Organisational members (OMs) and direct members (DMs)
We've become aware of considerable anxiety amongst our organisational members about the provision for direct members that was introduced into the new constitution back in 2009 (before either David or I came on the scene).
Under this provision, it is possible for an individual member to leave their UKCP organisation and register directly with UKCP as a direct member via their college. This provision was introduced as part of an expansion of what you could call 'members' rights'. It was felt wrong to enable organisations to keep their members in perpetual membership in order to retain UKCP registration. And there was some concern for members who were irremediably at odds with their organisation on non-clinical grounds. Shouldn't they be set free, so to speak?
The problem is that direct membership raises a spectre of people leaving their organisation, and that would undermine or even damage the organisational members. This is a realistic fear if (a) lots of people seem inclined to become direct members and (b) UKCP were seen to be encouraging direct membership.
I want to stress that, though we have informed you about the direct membership route in membership renewal documents, UKCP certainly does not recommend it. Psychotherapists and psychotherapeutic counsellors need to belong to home-base or even tribal organisations. And, in time, we will have to introduce some sort of financial system to help colleges manage their direct members. So, if saving money is the goal in becoming a direct member, you might not achieve it! And, if you do decide to follow the direct member route, you will have to find a way to get re-accredited every five years (which might cost quite a lot) and be sure to keep your CPD levels high. You will also be subject to random audit.
In fact, there have only been a tiny number of applications to become a direct member. The main exceptions are (a) when one of our organisations went bankrupt and their members need immediate accommodation; and (b) in one of our colleges there is only one organisation and so everyone is registered as a direct member. Otherwise, a sort of collective wisdom has prevailed and people are not taking what could be a very damaging step.

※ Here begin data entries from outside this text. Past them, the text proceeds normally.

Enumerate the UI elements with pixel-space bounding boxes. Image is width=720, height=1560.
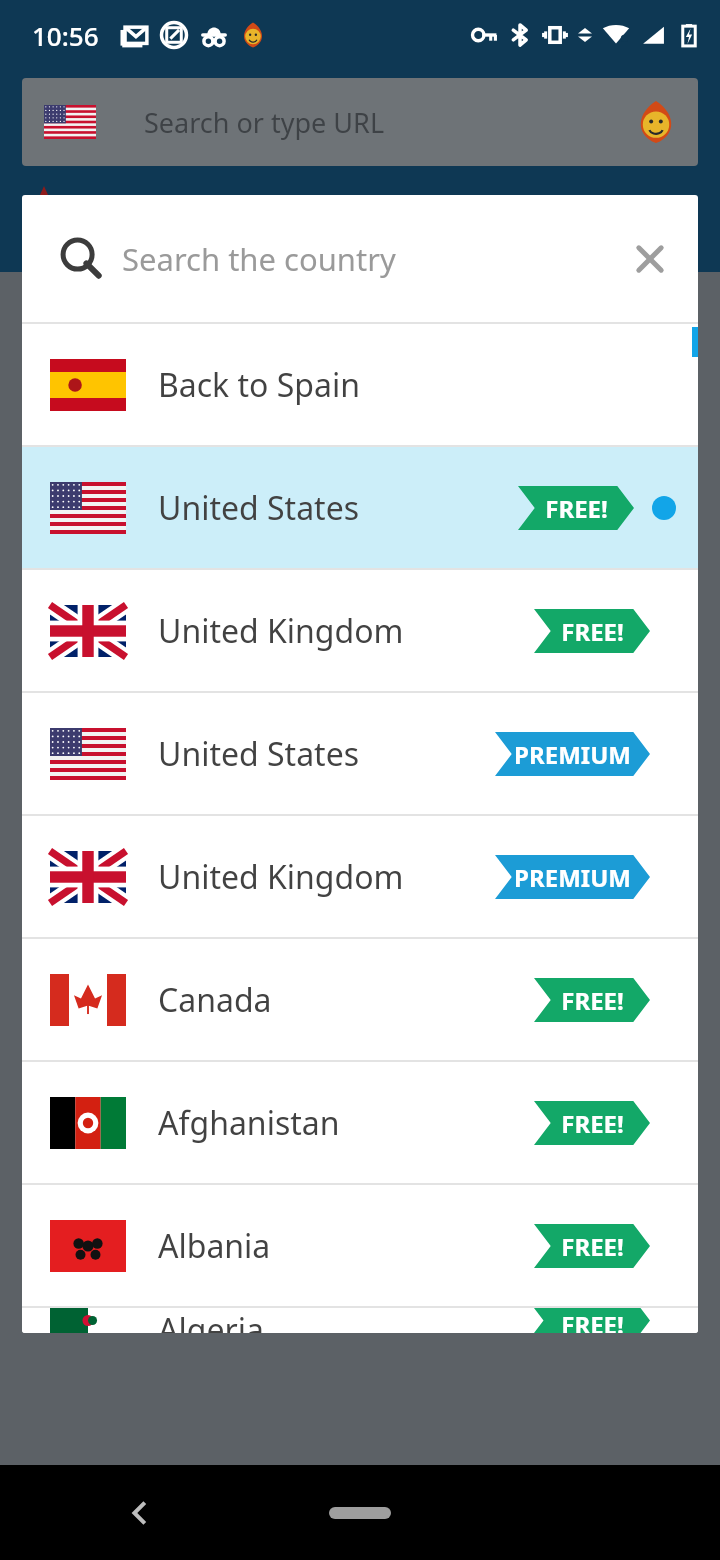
- button[interactable]: Albania: [22, 1185, 698, 1306]
- button[interactable]: Afghanistan: [22, 1062, 698, 1183]
- staticText: Search or type URL: [144, 104, 385, 141]
- other: Search: [60, 237, 104, 281]
- staticText: United Kingdom: [158, 855, 495, 899]
- button[interactable]: Search: [22, 195, 698, 322]
- staticText: Albania: [158, 1224, 534, 1268]
- button[interactable]: Back: [120, 1493, 160, 1533]
- staticText: PREMIUM: [514, 738, 631, 771]
- staticText: 10:56: [32, 18, 99, 53]
- staticText: Algeria: [158, 1308, 534, 1333]
- button[interactable]: United States: [22, 693, 698, 814]
- staticText: FREE!: [561, 1230, 624, 1263]
- staticText: Back to Spain: [158, 363, 650, 407]
- button[interactable]: Search or type URL: [22, 78, 698, 166]
- staticText: FREE!: [561, 984, 624, 1017]
- staticText: FREE!: [545, 492, 608, 525]
- staticText: Afghanistan: [158, 1101, 534, 1145]
- staticText: United States: [158, 732, 495, 776]
- staticText: Canada: [158, 978, 534, 1022]
- button[interactable]: United States: [22, 447, 698, 568]
- staticText: United Kingdom: [158, 609, 534, 653]
- staticText: FREE!: [561, 1107, 624, 1140]
- staticText: FREE!: [561, 1308, 624, 1333]
- staticText: PREMIUM: [514, 861, 631, 894]
- button[interactable]: Algeria: [22, 1308, 698, 1333]
- staticText: FREE!: [561, 615, 624, 648]
- button[interactable]: Home: [329, 1507, 391, 1519]
- staticText: United States: [158, 486, 518, 530]
- button[interactable]: United Kingdom: [22, 570, 698, 691]
- staticText: Search the country: [122, 238, 396, 280]
- button[interactable]: Canada: [22, 939, 698, 1060]
- button[interactable]: Back to Spain: [22, 324, 698, 445]
- button[interactable]: United Kingdom: [22, 816, 698, 937]
- button[interactable]: Clear: [630, 239, 670, 279]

The corollary is that it behove organisations to give members value for money!
Closing remarks
Much to be done. A lot of mistakes made. But look at some of what has been achieved, in no particular order: an agreed set of radical strategic objectives; regular open forums with webconferencing; expansion of the diversity remit to include climate change and Black Men on the Couch; major regulatory innovations (see above on new registers); successful computerisation (now) of membership processes; very robust financial health; emergence of UKCP as the leading organisation on a range of issues: NICE, psychotherapy in the NHS, protection of the rights of sexual minorities; taking a leading role in the co-creation of assured voluntary regulation under the Council for Healthcare Regulatory Excellence/ professional Standards Authority. (Not an exhaustive list.)
And we have not split apart. I think the most interesting achievement of my time in office was something that didn't actually happen! I'm referring to UKCP's working through of the issues involved in HPC regulation, and the Board's policy, based on consensus, that we would set up a system of alternative professional accountability for the minority who would refuse to register with HPC. As I say, we didn't need to do it. But how proud it made me feel that UKCP emerged as an organisation where the majority found a way - with integrity and transparency - to honour the wishes of a minority.
That's all for my final Bulletin. It is written with heartfelt thanks to colleagues in the office, the leads', and the membership, and especially to my friend David. And with apologies to those I have hurt or offended.
I hope you will all join us, either in person or virtually, on 17 March.